Глинка улыбнулся, подумав, что извечный вопрос этот беспокоит всех его родных и друзей в столице и меньше всего… его самого. С годами все более ценит преданность в человеке, притом в одном, в сестре Людмиле Ивановне, и уже не помышляет о своем доме. Но круг друзей необходим, и не тот легкий и прихотливый, а устремленный к одной идее, программный. Он так и сказал себе «программный», подумав с теплотой о Серове, Стасове и поэте Некрасове, которого знал только по книгам. В мыслях возник образ юноши Балакирева, которого помнил, хотя встречал редко. Но тут же он отвел от себя эти мысли о кружке, как преждевременные, и ответил, думая о том, что считал для себя сейчас наиважнейшим:

– После об этом. К Дену опять хочу ехать. В контрапункте, в искусстве композиции есть, дорогой Семен Степанович, не дающие мне покоя и нерешенные задачи… Вот и о древних ладах, в которых писалась музыка, о каденцах, которым родственны и русские мелодии и восточные, о фригийском, лидийском ладе… – Он оборвал себя – Глюка, Бетховена и Шопена понять надо, как строили они подчас на этом свои сочинения… Ну, а о том, что пишу сейчас, знаете: украинскую симфонию или пьесу, как сложится. Андалузия очень напоминала мне Украину, а может быть, всегдашнее мое к Украине влечение в этом сказалось? Тараса Бульбу все время в мыслях держу, от себя не отпускаю. И ежели удастся запорожское братство изобразить в музыке, старину оживить, народ передать в его движении и любви к вольности, – буду немало обязан своему там пребыванию.

И, помолчав, тихо спросил:

– С Шевченко переписываетесь?

– Теперь легче стало, письма к нему доходят, он на Аральском море, а в Оренбурге не передавали ему. Толстая хлопочет за него, и срок уже немалый прошел. Верю, что явится к нам Тарас Григорьевич.
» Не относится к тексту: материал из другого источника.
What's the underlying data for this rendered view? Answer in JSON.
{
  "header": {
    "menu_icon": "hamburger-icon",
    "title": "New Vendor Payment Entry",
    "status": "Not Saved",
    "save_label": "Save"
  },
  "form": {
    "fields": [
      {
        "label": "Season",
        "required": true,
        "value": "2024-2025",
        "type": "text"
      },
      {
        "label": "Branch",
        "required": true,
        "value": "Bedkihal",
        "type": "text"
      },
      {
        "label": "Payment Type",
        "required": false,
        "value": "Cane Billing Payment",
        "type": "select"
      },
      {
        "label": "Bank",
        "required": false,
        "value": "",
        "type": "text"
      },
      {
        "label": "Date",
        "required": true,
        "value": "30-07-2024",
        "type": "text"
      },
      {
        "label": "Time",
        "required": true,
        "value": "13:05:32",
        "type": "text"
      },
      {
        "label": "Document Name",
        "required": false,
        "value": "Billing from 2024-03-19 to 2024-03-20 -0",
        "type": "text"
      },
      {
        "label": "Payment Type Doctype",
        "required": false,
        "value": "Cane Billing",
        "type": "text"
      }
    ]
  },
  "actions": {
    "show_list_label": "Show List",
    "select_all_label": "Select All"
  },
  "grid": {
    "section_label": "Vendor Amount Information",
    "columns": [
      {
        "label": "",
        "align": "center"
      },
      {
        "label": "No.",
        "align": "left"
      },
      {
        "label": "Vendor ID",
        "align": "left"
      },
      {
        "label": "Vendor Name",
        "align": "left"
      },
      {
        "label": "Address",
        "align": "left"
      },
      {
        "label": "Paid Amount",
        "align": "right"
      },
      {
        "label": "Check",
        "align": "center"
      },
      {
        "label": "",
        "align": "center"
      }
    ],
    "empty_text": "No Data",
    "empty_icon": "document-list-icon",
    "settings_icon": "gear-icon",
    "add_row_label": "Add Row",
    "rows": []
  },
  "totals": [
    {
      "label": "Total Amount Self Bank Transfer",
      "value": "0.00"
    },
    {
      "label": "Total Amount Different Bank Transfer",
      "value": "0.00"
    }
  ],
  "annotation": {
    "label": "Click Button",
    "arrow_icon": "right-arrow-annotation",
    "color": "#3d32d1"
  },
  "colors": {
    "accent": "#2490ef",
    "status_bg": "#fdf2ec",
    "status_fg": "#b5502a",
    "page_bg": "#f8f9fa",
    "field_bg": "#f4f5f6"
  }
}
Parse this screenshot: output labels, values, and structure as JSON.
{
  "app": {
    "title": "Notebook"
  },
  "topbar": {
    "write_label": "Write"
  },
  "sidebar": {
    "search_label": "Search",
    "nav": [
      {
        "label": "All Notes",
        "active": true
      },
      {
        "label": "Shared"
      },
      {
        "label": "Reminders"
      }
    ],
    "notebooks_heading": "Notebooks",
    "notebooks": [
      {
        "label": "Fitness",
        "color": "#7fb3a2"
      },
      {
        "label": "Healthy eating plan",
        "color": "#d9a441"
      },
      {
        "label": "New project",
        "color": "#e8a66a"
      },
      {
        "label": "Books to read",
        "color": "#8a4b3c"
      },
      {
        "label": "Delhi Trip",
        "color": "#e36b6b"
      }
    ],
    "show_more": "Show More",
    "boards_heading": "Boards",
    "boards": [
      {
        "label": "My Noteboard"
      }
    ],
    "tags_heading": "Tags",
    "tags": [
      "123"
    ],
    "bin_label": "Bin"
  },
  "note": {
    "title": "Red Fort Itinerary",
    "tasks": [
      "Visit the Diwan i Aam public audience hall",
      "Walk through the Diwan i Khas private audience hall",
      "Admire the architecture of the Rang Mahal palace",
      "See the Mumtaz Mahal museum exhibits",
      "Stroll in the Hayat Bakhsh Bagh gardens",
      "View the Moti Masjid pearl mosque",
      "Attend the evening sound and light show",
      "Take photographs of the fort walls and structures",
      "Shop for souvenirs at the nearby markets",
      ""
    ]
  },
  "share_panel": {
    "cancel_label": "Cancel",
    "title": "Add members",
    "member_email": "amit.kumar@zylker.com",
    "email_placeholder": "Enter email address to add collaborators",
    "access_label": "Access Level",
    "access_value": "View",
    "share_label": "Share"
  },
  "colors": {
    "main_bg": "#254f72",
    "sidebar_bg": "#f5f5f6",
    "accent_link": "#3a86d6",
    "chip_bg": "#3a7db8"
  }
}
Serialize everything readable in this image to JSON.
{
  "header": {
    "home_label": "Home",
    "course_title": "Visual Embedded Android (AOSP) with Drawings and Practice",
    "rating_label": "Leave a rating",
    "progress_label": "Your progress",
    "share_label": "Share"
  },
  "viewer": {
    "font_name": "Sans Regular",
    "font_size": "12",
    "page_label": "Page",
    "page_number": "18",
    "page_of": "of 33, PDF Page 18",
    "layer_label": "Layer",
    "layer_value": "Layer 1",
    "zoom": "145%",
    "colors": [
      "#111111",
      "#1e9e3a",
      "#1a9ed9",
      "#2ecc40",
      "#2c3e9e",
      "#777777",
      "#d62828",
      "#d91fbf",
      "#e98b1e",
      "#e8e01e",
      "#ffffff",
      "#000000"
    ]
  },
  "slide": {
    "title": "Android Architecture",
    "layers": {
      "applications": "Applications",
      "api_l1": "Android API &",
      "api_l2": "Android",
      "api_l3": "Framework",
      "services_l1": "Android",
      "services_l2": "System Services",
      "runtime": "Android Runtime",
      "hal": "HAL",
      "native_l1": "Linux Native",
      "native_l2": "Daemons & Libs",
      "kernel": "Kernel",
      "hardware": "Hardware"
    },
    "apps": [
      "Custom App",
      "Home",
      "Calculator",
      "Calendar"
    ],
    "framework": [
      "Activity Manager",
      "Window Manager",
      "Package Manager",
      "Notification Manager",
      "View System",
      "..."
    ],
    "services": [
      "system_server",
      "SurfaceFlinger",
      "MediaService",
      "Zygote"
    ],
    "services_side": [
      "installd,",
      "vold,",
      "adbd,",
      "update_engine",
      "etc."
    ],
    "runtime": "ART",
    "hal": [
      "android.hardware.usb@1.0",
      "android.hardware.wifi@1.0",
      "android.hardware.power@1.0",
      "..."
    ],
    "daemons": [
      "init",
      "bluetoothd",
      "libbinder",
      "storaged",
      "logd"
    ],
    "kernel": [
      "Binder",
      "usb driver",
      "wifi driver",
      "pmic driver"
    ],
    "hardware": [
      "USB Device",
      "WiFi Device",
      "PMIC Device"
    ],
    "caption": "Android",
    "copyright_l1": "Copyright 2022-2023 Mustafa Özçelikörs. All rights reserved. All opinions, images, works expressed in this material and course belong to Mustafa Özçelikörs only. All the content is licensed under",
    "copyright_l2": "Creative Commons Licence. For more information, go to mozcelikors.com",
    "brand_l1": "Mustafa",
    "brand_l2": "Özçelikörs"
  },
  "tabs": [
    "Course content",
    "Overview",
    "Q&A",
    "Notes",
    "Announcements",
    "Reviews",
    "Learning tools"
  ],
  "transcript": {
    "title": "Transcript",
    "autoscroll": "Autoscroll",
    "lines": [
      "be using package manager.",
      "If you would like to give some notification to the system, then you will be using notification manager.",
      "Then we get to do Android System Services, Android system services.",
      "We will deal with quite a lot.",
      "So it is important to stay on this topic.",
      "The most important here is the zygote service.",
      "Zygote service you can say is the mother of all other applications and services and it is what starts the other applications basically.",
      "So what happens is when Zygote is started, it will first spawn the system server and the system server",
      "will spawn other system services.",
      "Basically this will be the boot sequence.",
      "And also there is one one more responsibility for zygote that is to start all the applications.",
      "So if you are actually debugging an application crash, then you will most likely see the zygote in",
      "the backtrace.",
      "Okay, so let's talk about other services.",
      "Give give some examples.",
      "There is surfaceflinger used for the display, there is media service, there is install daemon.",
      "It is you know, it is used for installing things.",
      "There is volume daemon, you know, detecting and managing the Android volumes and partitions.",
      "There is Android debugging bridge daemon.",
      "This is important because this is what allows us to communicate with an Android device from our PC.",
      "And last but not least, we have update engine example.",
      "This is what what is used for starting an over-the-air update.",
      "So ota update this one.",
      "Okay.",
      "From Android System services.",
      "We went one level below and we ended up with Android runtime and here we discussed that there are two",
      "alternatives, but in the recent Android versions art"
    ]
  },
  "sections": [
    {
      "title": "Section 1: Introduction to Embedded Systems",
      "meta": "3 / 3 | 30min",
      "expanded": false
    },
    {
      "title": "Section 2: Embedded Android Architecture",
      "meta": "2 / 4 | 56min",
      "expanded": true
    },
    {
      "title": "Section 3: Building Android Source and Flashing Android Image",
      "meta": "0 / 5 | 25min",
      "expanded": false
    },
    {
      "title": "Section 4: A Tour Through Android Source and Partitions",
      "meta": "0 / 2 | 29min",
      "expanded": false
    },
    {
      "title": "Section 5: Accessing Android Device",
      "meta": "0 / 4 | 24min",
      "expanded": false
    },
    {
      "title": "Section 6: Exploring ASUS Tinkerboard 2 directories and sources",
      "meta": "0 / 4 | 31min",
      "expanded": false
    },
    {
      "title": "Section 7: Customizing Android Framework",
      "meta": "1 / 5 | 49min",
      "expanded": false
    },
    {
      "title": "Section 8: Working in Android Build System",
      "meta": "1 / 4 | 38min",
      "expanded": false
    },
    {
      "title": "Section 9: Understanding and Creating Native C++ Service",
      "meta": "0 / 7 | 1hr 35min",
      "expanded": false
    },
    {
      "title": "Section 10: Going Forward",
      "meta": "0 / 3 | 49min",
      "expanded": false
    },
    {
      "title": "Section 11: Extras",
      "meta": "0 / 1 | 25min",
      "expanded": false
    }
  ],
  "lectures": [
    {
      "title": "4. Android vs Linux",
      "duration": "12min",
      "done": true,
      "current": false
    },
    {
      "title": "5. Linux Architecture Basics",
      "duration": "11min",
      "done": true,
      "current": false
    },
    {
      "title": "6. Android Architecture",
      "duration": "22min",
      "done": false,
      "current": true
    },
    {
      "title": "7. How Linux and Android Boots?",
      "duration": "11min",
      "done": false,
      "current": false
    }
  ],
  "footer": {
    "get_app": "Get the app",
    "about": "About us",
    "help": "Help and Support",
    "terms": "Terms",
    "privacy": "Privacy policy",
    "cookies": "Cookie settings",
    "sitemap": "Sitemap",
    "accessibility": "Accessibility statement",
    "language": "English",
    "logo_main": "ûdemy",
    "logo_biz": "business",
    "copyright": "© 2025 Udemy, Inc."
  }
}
Только как переживет он ссылку, трудно себе представить.

– Представляя себе его, писать об Украине легче, – в раздумье, сосредоточенно промолвил Глинка. – Может быть, даст бог, увидимся с ним! Теперь больше у нас общего с ним для разговора… Польского композитора Монюшко встретил, о своей «Гальке» он мне говорил, об опере, которую пишет, а я… о вас в разговоре с ним не позабыл, о вашем «Запорожце за Дунаем». Помню о вашем замысле. Думаю, что истинная народность музыки, без пудры и фальшивых буклей, у вас и у Монюшко прозвучит! А когда говорю себе подчас, что мало в музыке сделал, то тут же в гордость себе ставлю, что от меня, от моего «Сусанина», новая народная опера пойдет. Вот и Монюшко сам об этом поведал мне. Ну, а в Петербурге кто признается в этом, разве Стасов? Но ведь еще нет этих опер, есть замыслы и отдельные партии… Скорее бы!

«Будь они – было бы легче дышать в державной столице», – хотел сказать Гулак, но, заметив, как наливаются сумраком окна, взглянул на часы и повинился:

– А мне, Михаил Иванович, ведь Руслана сегодня петь.

– Да что ты? – незаметно перешел Глинка на «ты». – Замешкался со мной, стало быть! – В голосе его Гулак с удивлением уловил какие-то стариковские, по-новому прозвучавшие сейчас интонации. – Что же не сказал? Ну, пой Руслана, пой.

Он говорил о «Руслане» так, словно опера эта была отнюдь не его или, во всяком случае, написана им очень давно.

– Иди же! Или выйдем вместе?

И, направляясь к выходу, промолвил, чему-то удивляясь:

– Как же это при итальянцах терпят? Ведь говорят, будто все паше сняли. Впрочем, ко мне певица Эрминия Фреццолини обращалась, билет на свой бенефис привезла, а взять хотела для бенефиса «Жизнь за царя». Да не дали! После того, как провалился Толстой с его «Birichino bi Parigi». Да разве то опера? Ну, пой Руслана, пой, знать, жив Глинка!

– А как же! – в тон ему откликнулся Гулак, и Михаил Иванович почувствовал, с какой радостью певец идет в оперу, идет, словно защитник его музыки, идет всему «итальянобесию» наперекор!

6

Он пе мог не поехать к Екатерине Ермолаевне, получив от нее коротенькую записку с приглашением к себе. Улицу, ведущую в Смольный, летом мостили булыжником, но замостить пе успели, и в слякоть она становилась непроезжей. Михаил Иванович должен был оставить на площади коляску и идти вдоль подмерзшей по краям дороги. День был воскресный, вечерело, закатное солнце прорывалось сквозь мглистую дымку облаков и играло на сгрудившихся куполах смольнинских церквей. С птичьего рынка, расположенного в этих местах, несли навстречу Глинке щеглов и канареек в клетках, и отовсюду доносился до него тонкий, придушенный щебет птиц, словно оглушенных мерными ударами колоколов.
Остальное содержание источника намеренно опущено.